The 2-1 decision by the 9th U.S. Circuit Court of Appeals upheld a 2011 U.S. Labor Department rule.
The 9th Circuit said Tuesday that the rule was reasonable and consistent with Congress’s goal of ensuring tips stay with employees who receive them.
The court overturned district courts in Nevada and Oregon. The 9th Circuit ruling would largely apply to states that require workers to get the state minimum wage on top of any tips.
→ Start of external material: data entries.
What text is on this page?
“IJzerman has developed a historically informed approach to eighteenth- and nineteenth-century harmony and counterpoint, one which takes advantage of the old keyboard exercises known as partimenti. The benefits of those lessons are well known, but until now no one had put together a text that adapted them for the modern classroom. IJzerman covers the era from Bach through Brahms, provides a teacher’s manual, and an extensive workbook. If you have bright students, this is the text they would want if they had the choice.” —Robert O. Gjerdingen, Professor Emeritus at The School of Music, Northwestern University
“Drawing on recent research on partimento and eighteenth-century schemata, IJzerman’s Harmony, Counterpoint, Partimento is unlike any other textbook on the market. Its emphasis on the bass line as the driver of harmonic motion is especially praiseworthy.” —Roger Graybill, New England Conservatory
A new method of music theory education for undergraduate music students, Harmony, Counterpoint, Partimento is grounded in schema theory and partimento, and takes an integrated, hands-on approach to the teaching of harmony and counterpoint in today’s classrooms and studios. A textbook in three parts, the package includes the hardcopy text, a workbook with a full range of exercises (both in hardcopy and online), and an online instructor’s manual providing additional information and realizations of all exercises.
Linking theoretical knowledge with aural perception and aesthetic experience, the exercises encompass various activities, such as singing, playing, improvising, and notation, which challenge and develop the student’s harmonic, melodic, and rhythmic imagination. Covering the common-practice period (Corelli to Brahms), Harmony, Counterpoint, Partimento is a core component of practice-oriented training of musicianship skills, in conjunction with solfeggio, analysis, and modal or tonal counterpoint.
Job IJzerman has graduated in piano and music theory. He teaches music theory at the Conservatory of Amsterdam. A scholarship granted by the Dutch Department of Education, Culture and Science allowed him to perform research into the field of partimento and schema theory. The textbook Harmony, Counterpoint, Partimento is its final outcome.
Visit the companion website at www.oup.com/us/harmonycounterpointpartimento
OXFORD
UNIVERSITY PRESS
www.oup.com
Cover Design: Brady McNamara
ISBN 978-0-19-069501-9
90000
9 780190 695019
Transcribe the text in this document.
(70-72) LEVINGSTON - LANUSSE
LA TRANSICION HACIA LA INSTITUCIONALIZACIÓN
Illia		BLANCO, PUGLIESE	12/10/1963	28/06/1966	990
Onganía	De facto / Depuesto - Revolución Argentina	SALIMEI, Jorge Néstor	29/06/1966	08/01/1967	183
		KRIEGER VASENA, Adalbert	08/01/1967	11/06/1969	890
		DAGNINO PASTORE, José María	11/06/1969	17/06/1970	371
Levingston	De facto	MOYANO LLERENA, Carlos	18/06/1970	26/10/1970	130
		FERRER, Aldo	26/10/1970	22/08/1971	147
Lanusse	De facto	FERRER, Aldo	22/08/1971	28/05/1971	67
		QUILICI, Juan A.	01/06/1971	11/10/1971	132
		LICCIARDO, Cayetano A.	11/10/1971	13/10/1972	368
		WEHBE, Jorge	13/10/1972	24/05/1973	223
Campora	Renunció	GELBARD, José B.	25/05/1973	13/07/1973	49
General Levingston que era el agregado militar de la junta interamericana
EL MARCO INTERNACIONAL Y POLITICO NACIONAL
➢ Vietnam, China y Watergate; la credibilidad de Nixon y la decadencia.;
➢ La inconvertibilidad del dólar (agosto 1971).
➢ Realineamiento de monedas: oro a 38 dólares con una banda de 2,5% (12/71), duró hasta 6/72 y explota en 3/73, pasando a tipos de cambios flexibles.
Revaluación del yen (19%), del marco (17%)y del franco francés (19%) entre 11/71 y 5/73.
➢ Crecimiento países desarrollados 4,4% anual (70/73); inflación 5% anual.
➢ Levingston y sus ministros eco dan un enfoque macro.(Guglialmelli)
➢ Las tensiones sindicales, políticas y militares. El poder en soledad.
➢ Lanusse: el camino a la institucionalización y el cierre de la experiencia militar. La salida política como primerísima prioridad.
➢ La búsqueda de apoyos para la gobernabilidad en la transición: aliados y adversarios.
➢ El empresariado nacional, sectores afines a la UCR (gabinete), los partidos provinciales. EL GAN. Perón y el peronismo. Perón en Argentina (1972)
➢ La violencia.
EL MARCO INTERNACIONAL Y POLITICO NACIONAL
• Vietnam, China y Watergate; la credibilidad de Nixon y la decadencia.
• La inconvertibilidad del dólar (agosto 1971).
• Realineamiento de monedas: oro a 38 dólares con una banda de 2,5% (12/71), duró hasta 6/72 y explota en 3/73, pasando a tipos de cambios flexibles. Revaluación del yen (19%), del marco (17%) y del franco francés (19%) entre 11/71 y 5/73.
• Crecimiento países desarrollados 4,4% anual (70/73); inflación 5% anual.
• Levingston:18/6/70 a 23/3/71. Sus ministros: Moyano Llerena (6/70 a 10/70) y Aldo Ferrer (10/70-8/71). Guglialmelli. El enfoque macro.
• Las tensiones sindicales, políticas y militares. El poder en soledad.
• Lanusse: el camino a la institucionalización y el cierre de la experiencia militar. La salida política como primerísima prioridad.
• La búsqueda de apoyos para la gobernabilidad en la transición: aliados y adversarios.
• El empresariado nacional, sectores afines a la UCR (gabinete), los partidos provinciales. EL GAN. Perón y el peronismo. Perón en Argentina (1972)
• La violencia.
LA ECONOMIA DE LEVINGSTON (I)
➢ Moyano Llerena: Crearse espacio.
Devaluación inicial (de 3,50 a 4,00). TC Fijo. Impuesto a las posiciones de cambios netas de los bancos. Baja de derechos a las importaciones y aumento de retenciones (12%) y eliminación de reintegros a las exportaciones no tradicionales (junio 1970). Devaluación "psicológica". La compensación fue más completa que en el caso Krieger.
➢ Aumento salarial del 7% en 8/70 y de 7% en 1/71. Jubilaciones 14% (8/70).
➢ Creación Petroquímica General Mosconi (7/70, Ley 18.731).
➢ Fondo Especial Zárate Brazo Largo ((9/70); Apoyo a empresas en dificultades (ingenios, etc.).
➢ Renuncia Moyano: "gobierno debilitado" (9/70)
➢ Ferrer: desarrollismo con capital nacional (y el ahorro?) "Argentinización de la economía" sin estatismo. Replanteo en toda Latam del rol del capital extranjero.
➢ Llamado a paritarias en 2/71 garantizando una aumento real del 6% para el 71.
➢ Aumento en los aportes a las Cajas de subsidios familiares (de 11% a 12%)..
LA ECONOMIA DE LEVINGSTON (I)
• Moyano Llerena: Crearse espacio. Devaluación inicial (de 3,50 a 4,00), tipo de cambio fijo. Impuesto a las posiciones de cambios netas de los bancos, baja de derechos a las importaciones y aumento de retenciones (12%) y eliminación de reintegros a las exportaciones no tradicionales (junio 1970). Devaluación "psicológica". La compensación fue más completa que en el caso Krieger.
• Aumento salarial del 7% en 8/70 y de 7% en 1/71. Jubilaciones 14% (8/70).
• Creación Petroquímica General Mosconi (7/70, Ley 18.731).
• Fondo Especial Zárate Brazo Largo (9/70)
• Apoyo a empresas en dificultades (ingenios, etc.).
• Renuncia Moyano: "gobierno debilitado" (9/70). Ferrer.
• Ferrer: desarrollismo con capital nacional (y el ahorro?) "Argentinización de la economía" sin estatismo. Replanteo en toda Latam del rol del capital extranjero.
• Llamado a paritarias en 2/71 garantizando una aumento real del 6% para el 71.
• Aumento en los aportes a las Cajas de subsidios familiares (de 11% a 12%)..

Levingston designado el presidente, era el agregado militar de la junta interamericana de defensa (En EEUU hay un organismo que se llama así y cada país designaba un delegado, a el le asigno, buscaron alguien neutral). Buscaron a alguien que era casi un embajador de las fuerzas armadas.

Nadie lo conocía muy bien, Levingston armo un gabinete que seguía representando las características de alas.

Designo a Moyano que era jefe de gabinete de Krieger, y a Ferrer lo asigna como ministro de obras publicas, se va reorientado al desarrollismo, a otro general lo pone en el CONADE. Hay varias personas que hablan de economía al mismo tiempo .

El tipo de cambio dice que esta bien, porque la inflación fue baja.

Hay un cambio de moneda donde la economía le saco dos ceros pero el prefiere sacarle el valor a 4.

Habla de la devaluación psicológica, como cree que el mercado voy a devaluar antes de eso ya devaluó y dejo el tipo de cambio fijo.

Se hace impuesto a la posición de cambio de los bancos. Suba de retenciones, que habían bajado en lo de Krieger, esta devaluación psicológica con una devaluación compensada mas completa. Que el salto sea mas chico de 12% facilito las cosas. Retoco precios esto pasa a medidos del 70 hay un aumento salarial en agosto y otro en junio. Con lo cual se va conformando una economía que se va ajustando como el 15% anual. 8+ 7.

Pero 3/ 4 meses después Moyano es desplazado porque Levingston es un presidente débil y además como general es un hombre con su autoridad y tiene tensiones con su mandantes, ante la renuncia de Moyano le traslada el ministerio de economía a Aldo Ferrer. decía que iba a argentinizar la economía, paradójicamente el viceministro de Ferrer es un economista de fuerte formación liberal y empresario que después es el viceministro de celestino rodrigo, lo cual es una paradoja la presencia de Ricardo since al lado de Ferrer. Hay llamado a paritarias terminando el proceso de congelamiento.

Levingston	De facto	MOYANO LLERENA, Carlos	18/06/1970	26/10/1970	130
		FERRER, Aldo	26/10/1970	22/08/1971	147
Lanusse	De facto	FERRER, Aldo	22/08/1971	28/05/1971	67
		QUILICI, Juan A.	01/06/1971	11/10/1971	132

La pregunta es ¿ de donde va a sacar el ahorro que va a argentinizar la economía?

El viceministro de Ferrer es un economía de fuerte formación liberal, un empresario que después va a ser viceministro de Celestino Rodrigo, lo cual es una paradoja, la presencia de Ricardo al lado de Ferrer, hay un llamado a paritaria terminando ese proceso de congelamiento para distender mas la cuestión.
Seven states fall into that category, according to the labor department’s Wage and Hour Division: Alaska, California, Minnesota, Montana, Nevada, Oregon and Washington.
It was not immediately clear what the impact would be on back-end workers in those states.
The labor department has previously banned employers who use tips to fulfill their hourly minimum wage requirements from distributing those tips to employees who don’t regularly receive tips.
“The premise is the tip is never the employer’s,” said Reuel Schiller, a labor law professor at the University of California, Hastings in San Francisco. “The employer doesn’t have the power to take that from the waiter and give it to a dishwasher because it’s not the employer’s money.”